Slot mortice attachment (but no bits), sawblades, planing kit, sanding disc, drive belts included. Trenching/ tenoning head included for the more enquiring or adventurous.... All in good condition and working, kept very dry over time.

Photos to follow, based near Horsham in West Sussex, £400 or nearest offers. 
Happy to deliver in South East for fuel cost.

More machine details here (below advert)
http://www.lathes.co.uk/advertphoto/090414elliotminor/

EDIT: I should point out that the advert in the link is not for my/friend's machine.........


----------



## wills-mill (24 May 2010)

A few photos....

Forgot to add phone number (07899 894294) and to mention that the machine is 240v and runs on a standard 13 amp plug.


----------



## Jamesc (25 May 2010)

I would dearly love to go for this. Its a lovely bit of kit. My father has the Major version. The build quality is second to none.

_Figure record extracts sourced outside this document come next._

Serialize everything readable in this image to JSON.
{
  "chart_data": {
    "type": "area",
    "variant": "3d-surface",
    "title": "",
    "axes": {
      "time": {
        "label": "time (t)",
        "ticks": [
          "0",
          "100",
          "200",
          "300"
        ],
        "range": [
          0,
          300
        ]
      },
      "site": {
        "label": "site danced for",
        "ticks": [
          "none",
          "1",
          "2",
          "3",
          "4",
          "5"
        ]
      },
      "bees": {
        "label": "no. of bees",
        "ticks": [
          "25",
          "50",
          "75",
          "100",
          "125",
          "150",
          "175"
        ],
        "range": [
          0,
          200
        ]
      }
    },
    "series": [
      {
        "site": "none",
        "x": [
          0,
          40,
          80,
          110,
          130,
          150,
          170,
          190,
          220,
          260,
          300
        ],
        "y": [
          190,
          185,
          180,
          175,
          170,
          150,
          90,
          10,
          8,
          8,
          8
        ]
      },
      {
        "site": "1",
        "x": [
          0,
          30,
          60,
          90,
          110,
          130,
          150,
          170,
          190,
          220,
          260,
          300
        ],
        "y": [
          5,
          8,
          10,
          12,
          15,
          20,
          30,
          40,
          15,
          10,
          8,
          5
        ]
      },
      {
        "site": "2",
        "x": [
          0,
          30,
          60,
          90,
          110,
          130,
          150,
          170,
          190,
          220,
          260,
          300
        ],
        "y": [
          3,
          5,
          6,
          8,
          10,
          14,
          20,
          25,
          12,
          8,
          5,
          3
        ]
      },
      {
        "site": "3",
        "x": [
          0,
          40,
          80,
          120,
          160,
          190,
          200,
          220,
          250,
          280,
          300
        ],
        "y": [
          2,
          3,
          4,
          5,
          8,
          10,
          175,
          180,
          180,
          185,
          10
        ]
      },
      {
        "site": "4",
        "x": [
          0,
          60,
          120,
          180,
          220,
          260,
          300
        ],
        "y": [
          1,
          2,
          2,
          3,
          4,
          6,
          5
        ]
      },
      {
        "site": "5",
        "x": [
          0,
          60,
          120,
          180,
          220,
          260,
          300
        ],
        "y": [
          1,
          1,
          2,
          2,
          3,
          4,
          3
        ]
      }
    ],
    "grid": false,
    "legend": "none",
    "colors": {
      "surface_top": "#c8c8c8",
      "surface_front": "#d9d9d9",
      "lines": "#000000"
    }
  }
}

Unfortunately funds space and too many other projects preclude this one  

James


----------



## eddsc (21 Jun 2013)

I realise this original post is five years old, but has the Elliot Minor been sold?
I'm lucky enough to own one, but mine sits on a rather crude trolley, not the proper base. If it is for sale, would you sell the base separately? Perhaps someone else might like to pay less for just the machine, and put it on a bench?
Oddly, I'm very close to you - at weekends. Warnham. I'm in London during the week.
Thanks - if you see this post after all this time!
Malcolm


----------